No solution to sprawl except to hit the brakes. The decisions we make now set the blueprint for generations to come.
Switching to EVs replaces one environmental disaster with another.
Have you ever taken transit at the end of the day, trying to get to where you pick up your kids before it closes?
Or tried to grocery shop with a toddler in a stroller and a younger one on your back?
Or even tried to bring home groceries, with a wheelchair.
Or found you can't walk the distances at either end of the trip, and still be functional?
It's probably a bad idea to have transportation choices mandated by relatively young people, "coupled" parents, men in general (or, God forbid, social workers !!!)
Middle class workers generally have choices open to them, not only in transportation, but many other things as well. Minimum wage shift workers? Not so much.
Or resource extraction employees and contractors: I'm certain anyone in northern BC or Alberta knows people who travel 30, 40 miles or more, for work.

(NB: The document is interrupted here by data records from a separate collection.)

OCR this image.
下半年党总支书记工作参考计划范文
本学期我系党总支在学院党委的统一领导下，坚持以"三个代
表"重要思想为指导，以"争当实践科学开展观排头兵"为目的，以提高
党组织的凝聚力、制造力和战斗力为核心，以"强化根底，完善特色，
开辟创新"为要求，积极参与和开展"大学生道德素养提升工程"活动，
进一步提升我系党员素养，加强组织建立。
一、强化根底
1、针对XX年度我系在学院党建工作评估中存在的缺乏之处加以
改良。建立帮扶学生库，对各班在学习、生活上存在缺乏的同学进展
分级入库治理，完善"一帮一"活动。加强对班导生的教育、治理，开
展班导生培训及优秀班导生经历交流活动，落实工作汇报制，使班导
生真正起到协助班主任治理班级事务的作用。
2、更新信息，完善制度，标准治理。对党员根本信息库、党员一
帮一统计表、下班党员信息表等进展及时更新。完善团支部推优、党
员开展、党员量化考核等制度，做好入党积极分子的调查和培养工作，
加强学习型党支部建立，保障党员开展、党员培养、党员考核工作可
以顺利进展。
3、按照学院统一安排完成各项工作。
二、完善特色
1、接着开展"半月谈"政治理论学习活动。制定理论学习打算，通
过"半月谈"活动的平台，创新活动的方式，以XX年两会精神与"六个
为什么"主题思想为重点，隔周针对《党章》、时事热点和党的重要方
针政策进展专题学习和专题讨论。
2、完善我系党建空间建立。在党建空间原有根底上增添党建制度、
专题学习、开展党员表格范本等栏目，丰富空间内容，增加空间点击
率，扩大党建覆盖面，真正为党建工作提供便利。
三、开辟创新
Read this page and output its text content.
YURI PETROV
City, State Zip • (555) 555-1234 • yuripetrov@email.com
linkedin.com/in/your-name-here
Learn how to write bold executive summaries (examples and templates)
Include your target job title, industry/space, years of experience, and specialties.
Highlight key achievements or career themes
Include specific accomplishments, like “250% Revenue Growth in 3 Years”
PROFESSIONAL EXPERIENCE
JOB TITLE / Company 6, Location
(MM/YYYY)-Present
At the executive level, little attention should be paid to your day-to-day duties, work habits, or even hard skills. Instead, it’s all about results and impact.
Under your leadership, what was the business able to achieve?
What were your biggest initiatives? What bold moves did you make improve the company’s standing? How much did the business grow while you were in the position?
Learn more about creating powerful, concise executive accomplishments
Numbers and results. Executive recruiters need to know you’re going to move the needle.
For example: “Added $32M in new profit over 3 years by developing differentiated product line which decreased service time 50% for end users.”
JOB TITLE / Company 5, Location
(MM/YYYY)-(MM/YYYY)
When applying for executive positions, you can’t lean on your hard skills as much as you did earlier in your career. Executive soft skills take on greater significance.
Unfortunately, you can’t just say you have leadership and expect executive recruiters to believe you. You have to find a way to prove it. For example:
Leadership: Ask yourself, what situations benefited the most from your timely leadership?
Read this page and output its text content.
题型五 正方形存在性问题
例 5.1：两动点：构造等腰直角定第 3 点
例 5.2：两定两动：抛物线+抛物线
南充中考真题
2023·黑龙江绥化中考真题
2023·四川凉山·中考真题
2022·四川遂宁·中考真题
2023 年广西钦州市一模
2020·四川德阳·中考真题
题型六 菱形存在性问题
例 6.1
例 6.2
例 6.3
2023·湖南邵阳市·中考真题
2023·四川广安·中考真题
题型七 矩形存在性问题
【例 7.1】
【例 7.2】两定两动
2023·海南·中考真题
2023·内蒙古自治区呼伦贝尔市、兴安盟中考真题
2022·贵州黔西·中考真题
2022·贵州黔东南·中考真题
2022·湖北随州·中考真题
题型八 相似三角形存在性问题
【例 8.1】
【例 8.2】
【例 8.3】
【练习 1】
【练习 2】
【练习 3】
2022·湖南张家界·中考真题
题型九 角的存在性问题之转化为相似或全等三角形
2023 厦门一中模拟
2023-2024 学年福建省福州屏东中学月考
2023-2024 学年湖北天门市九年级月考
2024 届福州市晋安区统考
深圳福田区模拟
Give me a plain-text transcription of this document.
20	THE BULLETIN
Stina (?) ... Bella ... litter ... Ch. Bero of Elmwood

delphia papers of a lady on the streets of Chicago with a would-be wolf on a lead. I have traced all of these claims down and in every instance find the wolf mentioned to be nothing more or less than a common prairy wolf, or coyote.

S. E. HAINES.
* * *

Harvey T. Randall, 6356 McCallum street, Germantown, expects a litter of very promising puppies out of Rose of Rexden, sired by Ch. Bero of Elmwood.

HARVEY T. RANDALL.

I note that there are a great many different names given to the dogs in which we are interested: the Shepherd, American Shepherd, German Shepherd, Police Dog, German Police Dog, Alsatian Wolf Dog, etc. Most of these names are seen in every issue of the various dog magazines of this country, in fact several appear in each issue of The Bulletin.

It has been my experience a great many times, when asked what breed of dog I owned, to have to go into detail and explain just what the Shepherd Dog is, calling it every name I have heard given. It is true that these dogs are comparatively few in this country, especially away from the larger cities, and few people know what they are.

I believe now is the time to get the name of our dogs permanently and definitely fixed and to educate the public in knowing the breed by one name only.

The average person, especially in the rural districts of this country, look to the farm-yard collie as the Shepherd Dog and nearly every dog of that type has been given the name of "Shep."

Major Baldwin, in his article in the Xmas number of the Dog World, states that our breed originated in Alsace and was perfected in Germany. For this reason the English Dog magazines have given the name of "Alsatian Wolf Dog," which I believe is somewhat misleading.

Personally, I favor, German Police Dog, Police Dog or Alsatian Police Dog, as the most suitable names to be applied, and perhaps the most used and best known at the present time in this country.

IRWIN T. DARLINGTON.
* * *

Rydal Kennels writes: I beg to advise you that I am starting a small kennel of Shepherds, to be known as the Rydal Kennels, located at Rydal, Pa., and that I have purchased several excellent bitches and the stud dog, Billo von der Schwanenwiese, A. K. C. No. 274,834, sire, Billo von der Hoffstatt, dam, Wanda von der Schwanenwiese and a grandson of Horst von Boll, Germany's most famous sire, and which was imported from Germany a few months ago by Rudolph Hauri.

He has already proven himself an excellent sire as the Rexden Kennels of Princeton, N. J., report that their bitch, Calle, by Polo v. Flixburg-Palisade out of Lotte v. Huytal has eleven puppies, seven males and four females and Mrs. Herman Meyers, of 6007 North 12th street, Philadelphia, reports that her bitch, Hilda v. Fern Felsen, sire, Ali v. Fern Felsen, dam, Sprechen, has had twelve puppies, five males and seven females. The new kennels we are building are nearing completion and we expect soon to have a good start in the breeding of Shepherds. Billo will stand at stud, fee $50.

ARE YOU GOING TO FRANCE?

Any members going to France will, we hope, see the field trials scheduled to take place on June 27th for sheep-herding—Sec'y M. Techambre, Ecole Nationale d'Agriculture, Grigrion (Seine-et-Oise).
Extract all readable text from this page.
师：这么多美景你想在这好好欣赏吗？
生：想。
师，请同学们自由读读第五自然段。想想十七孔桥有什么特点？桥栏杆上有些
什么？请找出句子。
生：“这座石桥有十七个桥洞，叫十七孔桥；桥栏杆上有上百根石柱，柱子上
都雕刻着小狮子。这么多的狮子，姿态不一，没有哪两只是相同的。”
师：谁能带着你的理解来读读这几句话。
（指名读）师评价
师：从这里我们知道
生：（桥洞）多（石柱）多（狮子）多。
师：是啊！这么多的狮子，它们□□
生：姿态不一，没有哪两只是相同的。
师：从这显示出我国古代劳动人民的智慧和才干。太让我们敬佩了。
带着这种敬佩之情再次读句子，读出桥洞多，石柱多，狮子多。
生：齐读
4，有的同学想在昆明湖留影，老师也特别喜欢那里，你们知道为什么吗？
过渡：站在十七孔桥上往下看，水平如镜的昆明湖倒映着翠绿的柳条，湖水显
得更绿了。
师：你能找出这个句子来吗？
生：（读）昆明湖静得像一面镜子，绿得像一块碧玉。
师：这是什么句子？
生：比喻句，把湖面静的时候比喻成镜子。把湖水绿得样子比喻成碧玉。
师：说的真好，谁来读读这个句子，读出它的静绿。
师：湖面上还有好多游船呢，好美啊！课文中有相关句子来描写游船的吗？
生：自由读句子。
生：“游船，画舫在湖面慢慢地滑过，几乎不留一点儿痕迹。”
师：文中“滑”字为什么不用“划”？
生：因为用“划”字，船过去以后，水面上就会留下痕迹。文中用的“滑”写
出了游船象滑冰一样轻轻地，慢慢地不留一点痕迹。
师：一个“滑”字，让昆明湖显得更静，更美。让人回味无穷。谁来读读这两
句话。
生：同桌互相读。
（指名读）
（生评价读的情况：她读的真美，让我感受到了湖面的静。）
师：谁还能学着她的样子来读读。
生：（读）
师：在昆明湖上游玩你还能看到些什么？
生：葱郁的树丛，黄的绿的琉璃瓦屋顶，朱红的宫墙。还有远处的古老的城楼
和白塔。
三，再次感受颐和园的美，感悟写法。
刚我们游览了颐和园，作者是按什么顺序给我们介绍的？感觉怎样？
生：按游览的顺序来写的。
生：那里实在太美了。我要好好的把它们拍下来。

Makes you wonder how mankind survived all these millennia without cars.
Have you ever taken your car at the end of the day, trying to get to where you pick up your kids before it closes — and been stuck in a traffic jam? Or been hit by a distracted or drunk driver?
The premise of a city reliant on public transit is smart urban design. Living near where you work and play, with amenities like daycare and school close by.
Public transit services exist for the handicapped and wheelchair-bound.
As for people who use use of their limbs but who can't walk long distances — how did they get that way? Not from an active lifestyle, but from being sedentary. Use it or lose it.
As for resource extraction employees, we already have on-site housing for remote locations. Also buses ferrying workers from nearby towns.
Communities make choices. We can pay billions for endless roads and road expansions, highways, freeways, overpasses, tunnels, traffic jams, property damage, traffic police, insurance, maintenance and repairs, end-of-life disposal, strip mall blight, mega-mall culture, parking lot proliferation, and the health costs of sedentary lifestyles, social isolation, accidents, countless deaths and injuries, roadkill, loss of green space, smog, pollution, fossil fuels, and climate change.
Or we can spend those dollars more wisely on public transit and the services needed to make transit function for as many people as possible. Hire assistants for shopping and public transit.
Ecologically, the idea that billions of people will use private vehicles is a non-starter. Such a system will never be sustainable.
This site says that Americans (..sometimes used as a derogatory term for Albertans :), drive an average of 21,687 km per year.. while Norwegians drove an average of 12,289 km per year (in 2015). I don't know if the author's findings took this into consideration. Also, Alberta and Norway may both be 'cold', but it seems to me that Calgary and Edmonton can both be quite a bit colder in winter than Oslo.. I don't know if that would affect consumer preferences.